Dunque c'è, in questa America che si vuole autosufficiente ed autoreferenziale proprio per via della sua capacità selettiva di assorbimento culturale, una resistenza a quel che si consideri "altro", che non sia ancora recuperato come parte della comune koiné di riferimenti. E difatti si sa che gli americani, per la maggior parte, non vedono film stranieri, non leggono libri stranieri in traduzione, non ascoltano musica contemporanea straniera. Tant'è vero che il critico Eliot Weinberger, qualche anno fa, ha accusato l'editoria americana dello stesso tipo di protezionismo di cui veniva tacciata, da parte degli economisti americani, l'industria automobilistica giapponese. Si traducono e si leggono autori americani in tutto il mondo, ma gli editori americani non vogliono pubblicare scrittori stranieri, cioè libri la cui lingua originale non sia l'inglese (c'è moltissima collaborazione invece tra editori americani ed inglesi). Tra le cifre citate da Weinberger c'era questa: che nelle case editrici maggiori, si pubblica, in ognuna, una media di solo cinque libri stranieri all'anno. Cinque libri di qualsiasi tipo, tra scienze, narrativa, economia, poesia, critica, storia, ecc. Per gli inglesi, pur con la loro millennaria insularità, è già un'altro discorso, con una maggiore apertura pubblica ed editoriale verso lettarature straniere.
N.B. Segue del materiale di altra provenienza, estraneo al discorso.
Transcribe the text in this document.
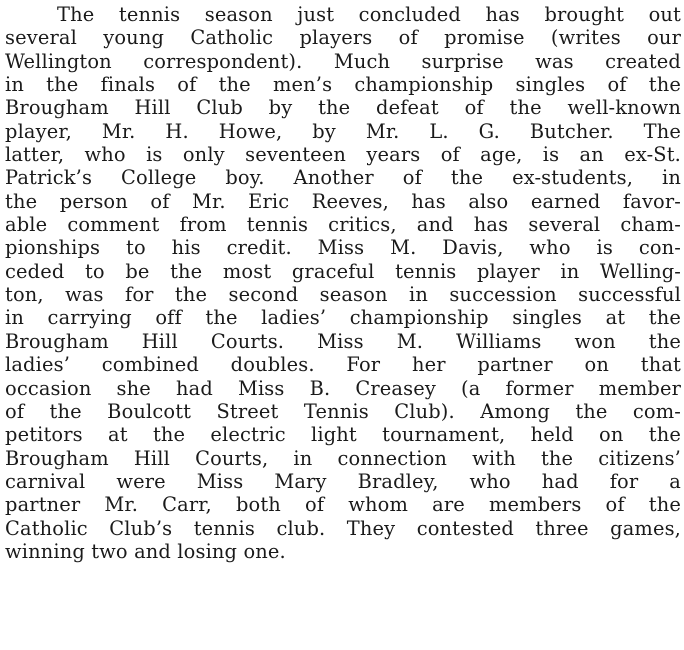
The tennis season just concluded has brought out
several young Catholic players of promise (writes our
Wellington correspondent). Much surprise was created
in the finals of the men’s championship singles of the
Brougham Hill Club by the defeat of the well-known
player, Mr. H. Howe, by Mr. L. G. Butcher. The
latter, who is only seventeen years of age, is an ex-St.
Patrick’s College boy. Another of the ex-students, in
the person of Mr. Eric Reeves, has also earned favor-
able comment from tennis critics, and has several cham-
pionships to his credit. Miss M. Davis, who is con-
ceded to be the most graceful tennis player in Welling-
ton, was for the second season in succession successful
in carrying off the ladies’ championship singles at the
Brougham Hill Courts. Miss M. Williams won the
ladies’ combined doubles. For her partner on that
occasion she had Miss B. Creasey (a former member
of the Boulcott Street Tennis Club). Among the com-
petitors at the electric light tournament, held on the
Brougham Hill Courts, in connection with the citizens’
carnival were Miss Mary Bradley, who had for a
partner Mr. Carr, both of whom are members of the
Catholic Club’s tennis club. They contested three games,
winning two and losing one.
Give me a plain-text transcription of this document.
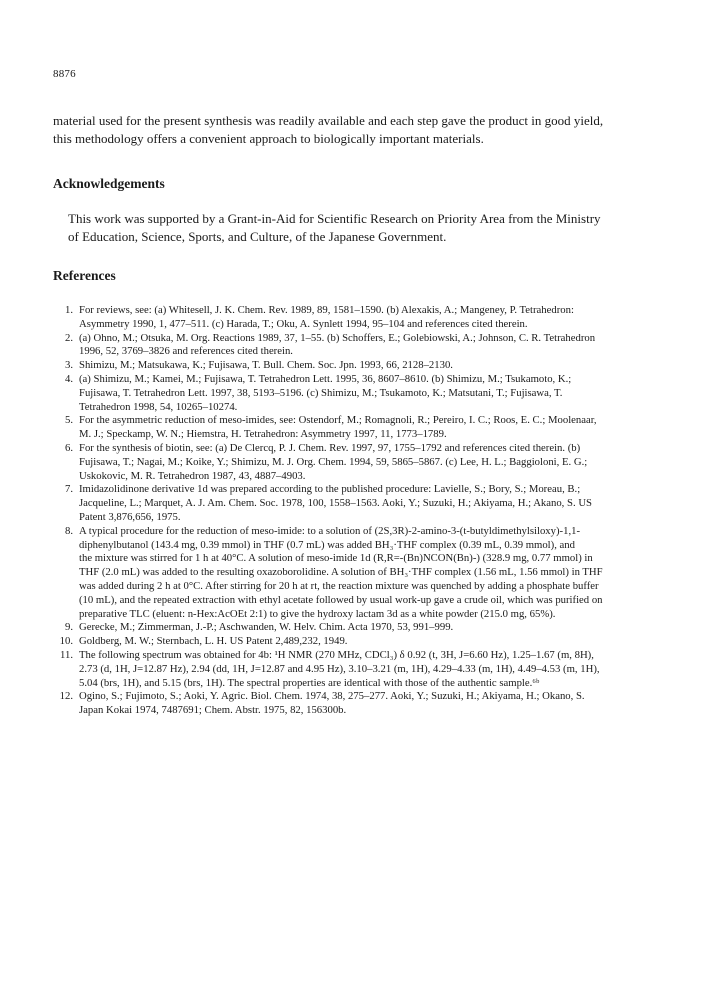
8876

material used for the present synthesis was readily available and each step gave the product in good yield,
this methodology offers a convenient approach to biologically important materials.

Acknowledgements

This work was supported by a Grant-in-Aid for Scientific Research on Priority Area from the Ministry
of Education, Science, Sports, and Culture, of the Japanese Government.

References
1. For reviews, see: (a) Whitesell, J. K. Chem. Rev. 1989, 89, 1581–1590. (b) Alexakis, A.; Mangeney, P. Tetrahedron:
Asymmetry 1990, 1, 477–511. (c) Harada, T.; Oku, A. Synlett 1994, 95–104 and references cited therein.
2. (a) Ohno, M.; Otsuka, M. Org. Reactions 1989, 37, 1–55. (b) Schoffers, E.; Golebiowski, A.; Johnson, C. R. Tetrahedron
1996, 52, 3769–3826 and references cited therein.
3. Shimizu, M.; Matsukawa, K.; Fujisawa, T. Bull. Chem. Soc. Jpn. 1993, 66, 2128–2130.
4. (a) Shimizu, M.; Kamei, M.; Fujisawa, T. Tetrahedron Lett. 1995, 36, 8607–8610. (b) Shimizu, M.; Tsukamoto, K.;
Fujisawa, T. Tetrahedron Lett. 1997, 38, 5193–5196. (c) Shimizu, M.; Tsukamoto, K.; Matsutani, T.; Fujisawa, T.
Tetrahedron 1998, 54, 10265–10274.
5. For the asymmetric reduction of meso-imides, see: Ostendorf, M.; Romagnoli, R.; Pereiro, I. C.; Roos, E. C.; Moolenaar,
M. J.; Speckamp, W. N.; Hiemstra, H. Tetrahedron: Asymmetry 1997, 11, 1773–1789.
6. For the synthesis of biotin, see: (a) De Clercq, P. J. Chem. Rev. 1997, 97, 1755–1792 and references cited therein. (b)
Fujisawa, T.; Nagai, M.; Koike, Y.; Shimizu, M. J. Org. Chem. 1994, 59, 5865–5867. (c) Lee, H. L.; Baggioloni, E. G.;
Uskokovic, M. R. Tetrahedron 1987, 43, 4887–4903.
7. Imidazolidinone derivative 1d was prepared according to the published procedure: Lavielle, S.; Bory, S.; Moreau, B.;
Jacqueline, L.; Marquet, A. J. Am. Chem. Soc. 1978, 100, 1558–1563. Aoki, Y.; Suzuki, H.; Akiyama, H.; Akano, S. US
Patent 3,876,656, 1975.
8. A typical procedure for the reduction of meso-imide: to a solution of (2S,3R)-2-amino-3-(t-butyldimethylsiloxy)-1,1-
diphenylbutanol (143.4 mg, 0.39 mmol) in THF (0.7 mL) was added BH₃·THF complex (0.39 mL, 0.39 mmol), and
the mixture was stirred for 1 h at 40°C. A solution of meso-imide 1d (R,R=-(Bn)NCON(Bn)-) (328.9 mg, 0.77 mmol) in
THF (2.0 mL) was added to the resulting oxazoborolidine. A solution of BH₃·THF complex (1.56 mL, 1.56 mmol) in THF
was added during 2 h at 0°C. After stirring for 20 h at rt, the reaction mixture was quenched by adding a phosphate buffer
(10 mL), and the repeated extraction with ethyl acetate followed by usual work-up gave a crude oil, which was purified on
preparative TLC (eluent: n-Hex:AcOEt 2:1) to give the hydroxy lactam 3d as a white powder (215.0 mg, 65%).
9. Gerecke, M.; Zimmerman, J.-P.; Aschwanden, W. Helv. Chim. Acta 1970, 53, 991–999.
10. Goldberg, M. W.; Sternbach, L. H. US Patent 2,489,232, 1949.
11. The following spectrum was obtained for 4b: ¹H NMR (270 MHz, CDCl₃) δ 0.92 (t, 3H, J=6.60 Hz), 1.25–1.67 (m, 8H),
2.73 (d, 1H, J=12.87 Hz), 2.94 (dd, 1H, J=12.87 and 4.95 Hz), 3.10–3.21 (m, 1H), 4.29–4.33 (m, 1H), 4.49–4.53 (m, 1H),
5.04 (brs, 1H), and 5.15 (brs, 1H). The spectral properties are identical with those of the authentic sample.⁶ᵇ
12. Ogino, S.; Fujimoto, S.; Aoki, Y. Agric. Biol. Chem. 1974, 38, 275–277. Aoki, Y.; Suzuki, H.; Akiyama, H.; Okano, S.
Japan Kokai 1974, 7487691; Chem. Abstr. 1975, 82, 156300b.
Tale atteggiamento generale nella cultura editoriale americana si fa sentire perfino nella consistenza materiale dei testi che hanno la fortuna di essere tradotti. Cioè sono soggetti pure loro, e lo siamo pure noi traduttori, alla medesima crivellatura di editing cui sono soggetti gli scrittori americani, ad un vaglio che si vorrebbe un controllo di errori di fatto e di senso -- e lo è nei migliori casi -- ma che diventa sempre più una volontà di far conformare il testo a degli standards prescritti, sia stilistici che grammatici-linguistici, di piegare la lingua (anche in traduzione) alla sua versione più immediatamente familiare e comprensibile. Così, nell'interminabile corso di produzione editoriale, appena i controllori dei testi -- gli editors, appunto, i correttori, che sono il più delle volte correttrici -- incontrano qualcosa fuori del normale, un vocabolo, una sintassi, un'allusione, qualcosa non dico di sbagliato, ma semplicemente d'insolito, vogliono subito sopprimerla e ricorrere alla soluzione più comune e facile. E questo potrebbe sembrare strano quando si considera che la letteratura inglese, ma anche soltanto quella americana, è storicamente molto varia proprio nel modo di trattare la lingua inglese, da Melville a Poe, da Faulkner a Stein, da Hemingway a Hammett e Chandler, da Pynchon a Cormac McCarthy. Eppure si va, o perlomeno si vorrebbe ufficialmente andare, verso un sempre maggiore appiattimento della lingua, cosa che dovrebbe idealmente tradursi, per gli editori, in sempre maggiori vendite.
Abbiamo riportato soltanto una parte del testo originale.